Certainly, one could argue that we are all living in some sort of extended Friday the 13th unlucky paradigm brought about by the destruction of natural habitat and rising global temperatures that is creating new viruses that are pouring through the global population like an avalanche coming down the mountain. But that is both a column for another day, and a case for Mulder and Scully.

While there are other days to write about havoc humankind unleashes on the planet as a whole, the arrival of Friday the 13th made me think about sports and the superstitious rituals that many players seem to follow.

During my years covering sports at all levels, I have seen more than my share of superstitions play out among the people I have interacted with.

There are players who will eat the same pregame meal because they feel that to eat anything else would risk certain disaster on the field.

Hitters on a hot streak in baseball are notorious for continuing whatever “routine” it is that they feel is behind their streak since they feel any deviation will likely mean the end to the streak.

The movie Bull Durham did a very good job showing the superstitious side of baseball through chants over bats, breathing through one’s eyelids, chicken, and of course a garter belt where the rose goes in the front.

The movie Bull Durham did a very good job showing the superstitious side of baseball through chants over bats, breathing through one’s eyelids, chicken, and of course a garter belt where the rose goes in the front.
Photo R. Anderson

Baseball is not the only sport with superstitions. Across all level of sports there are athletes who have a lucky shirt, or other article of clothing that they cannot go onto the field of battle without.

The tradition of “playoff beards” can be considered another sport superstition that athletes employ.

The link between superstitions and sports can start at a very early age.

Back in high school I did a feature article on the goalie of my school’s woman’s soccer team, who attributed her on-field success to a lucky argyle sock that she wore during every game.

Granted it was not a pair of socks but one single sock that took over when her “magic shoes” fell ill.

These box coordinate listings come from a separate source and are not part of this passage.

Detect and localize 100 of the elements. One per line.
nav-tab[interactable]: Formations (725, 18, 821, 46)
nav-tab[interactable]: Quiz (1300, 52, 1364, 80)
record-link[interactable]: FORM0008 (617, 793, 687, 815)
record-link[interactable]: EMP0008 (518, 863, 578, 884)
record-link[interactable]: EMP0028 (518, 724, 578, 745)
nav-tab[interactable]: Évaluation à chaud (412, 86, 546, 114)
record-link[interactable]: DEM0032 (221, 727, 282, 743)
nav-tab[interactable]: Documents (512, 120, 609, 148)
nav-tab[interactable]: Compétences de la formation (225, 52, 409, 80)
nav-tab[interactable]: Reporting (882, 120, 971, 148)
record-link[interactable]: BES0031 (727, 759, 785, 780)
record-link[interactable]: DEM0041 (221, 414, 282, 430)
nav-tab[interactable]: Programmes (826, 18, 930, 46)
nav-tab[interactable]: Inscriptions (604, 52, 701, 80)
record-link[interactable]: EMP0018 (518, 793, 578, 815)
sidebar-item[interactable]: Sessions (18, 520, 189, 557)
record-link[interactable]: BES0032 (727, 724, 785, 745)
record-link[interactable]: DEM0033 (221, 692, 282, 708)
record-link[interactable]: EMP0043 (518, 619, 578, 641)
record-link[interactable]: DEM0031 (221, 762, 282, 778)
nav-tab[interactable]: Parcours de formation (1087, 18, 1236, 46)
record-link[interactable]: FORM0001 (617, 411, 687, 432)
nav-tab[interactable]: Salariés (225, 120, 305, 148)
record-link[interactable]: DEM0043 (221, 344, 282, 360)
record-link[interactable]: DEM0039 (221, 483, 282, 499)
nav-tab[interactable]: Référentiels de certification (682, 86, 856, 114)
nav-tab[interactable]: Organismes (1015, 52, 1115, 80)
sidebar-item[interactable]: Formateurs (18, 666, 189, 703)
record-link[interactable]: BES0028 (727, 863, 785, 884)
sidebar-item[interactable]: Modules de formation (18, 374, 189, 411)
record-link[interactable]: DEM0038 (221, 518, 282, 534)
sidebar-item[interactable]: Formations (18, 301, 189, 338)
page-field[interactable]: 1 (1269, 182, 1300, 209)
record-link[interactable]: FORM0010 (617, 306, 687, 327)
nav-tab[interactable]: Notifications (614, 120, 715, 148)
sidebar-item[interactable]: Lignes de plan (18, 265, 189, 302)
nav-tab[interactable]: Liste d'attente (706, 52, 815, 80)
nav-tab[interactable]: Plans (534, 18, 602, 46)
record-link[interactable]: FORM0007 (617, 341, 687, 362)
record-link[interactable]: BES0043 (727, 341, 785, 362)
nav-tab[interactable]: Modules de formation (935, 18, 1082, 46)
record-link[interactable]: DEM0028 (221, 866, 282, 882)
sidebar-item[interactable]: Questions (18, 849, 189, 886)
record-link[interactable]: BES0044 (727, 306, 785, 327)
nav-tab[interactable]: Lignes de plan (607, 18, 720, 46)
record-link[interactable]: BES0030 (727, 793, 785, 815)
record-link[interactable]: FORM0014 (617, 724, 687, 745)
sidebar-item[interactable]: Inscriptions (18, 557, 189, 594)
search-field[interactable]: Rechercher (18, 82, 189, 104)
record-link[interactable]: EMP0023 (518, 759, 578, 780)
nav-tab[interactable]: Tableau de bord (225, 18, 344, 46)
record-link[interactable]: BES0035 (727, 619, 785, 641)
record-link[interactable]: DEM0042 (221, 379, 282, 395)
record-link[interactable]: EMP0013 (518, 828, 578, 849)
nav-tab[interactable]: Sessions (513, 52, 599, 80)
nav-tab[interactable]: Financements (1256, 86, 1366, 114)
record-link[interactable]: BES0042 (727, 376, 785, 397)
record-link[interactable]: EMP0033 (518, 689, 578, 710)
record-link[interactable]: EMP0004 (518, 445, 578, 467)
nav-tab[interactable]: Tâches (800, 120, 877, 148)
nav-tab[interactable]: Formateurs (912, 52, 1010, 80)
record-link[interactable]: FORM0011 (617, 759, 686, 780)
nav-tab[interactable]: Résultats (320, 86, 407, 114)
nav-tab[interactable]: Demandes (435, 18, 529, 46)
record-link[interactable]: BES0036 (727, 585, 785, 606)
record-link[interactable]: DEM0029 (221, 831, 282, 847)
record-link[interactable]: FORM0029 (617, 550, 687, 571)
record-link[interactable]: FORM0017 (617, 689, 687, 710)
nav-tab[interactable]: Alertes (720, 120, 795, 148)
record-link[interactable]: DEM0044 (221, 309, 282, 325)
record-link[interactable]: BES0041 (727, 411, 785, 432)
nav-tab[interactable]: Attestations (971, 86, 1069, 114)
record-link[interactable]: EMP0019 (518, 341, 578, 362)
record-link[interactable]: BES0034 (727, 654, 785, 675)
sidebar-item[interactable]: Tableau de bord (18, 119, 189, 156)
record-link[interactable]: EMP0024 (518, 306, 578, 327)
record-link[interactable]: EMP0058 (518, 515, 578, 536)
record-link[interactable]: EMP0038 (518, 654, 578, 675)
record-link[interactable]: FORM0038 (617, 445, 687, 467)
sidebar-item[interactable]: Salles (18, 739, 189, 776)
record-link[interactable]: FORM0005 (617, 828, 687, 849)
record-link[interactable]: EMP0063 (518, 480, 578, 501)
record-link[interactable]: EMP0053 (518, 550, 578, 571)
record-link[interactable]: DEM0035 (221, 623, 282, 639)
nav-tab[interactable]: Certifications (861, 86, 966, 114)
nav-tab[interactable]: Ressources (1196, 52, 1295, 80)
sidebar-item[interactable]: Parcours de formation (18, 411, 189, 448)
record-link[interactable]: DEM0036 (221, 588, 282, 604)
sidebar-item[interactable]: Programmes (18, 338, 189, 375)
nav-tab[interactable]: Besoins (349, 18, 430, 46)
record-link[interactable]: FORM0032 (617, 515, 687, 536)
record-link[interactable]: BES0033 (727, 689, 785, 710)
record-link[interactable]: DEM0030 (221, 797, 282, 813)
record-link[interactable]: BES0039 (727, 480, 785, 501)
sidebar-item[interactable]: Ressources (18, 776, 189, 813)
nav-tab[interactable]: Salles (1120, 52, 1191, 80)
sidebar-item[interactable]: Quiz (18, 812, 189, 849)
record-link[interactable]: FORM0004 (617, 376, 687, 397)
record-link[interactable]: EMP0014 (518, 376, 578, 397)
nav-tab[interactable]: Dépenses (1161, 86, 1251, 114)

Throughout my career, I have been around many other superstitious athletes, and I am sure I will meet many more. To date though a single “lucky” Argyle sock has been the most memorable superstition I have encountered.

On this Friday the 13th beware of those around you who are extra cautious of their surroundings and if you find yourself short one Argyle sock in the wash, I have a pretty good idea where it might have run off to.

Now if you’ll excuse me, I am going to see if I can find a black cat while walking under a ladder and holding a broken mirror while stepping on all of the sidewalk cracks I can find.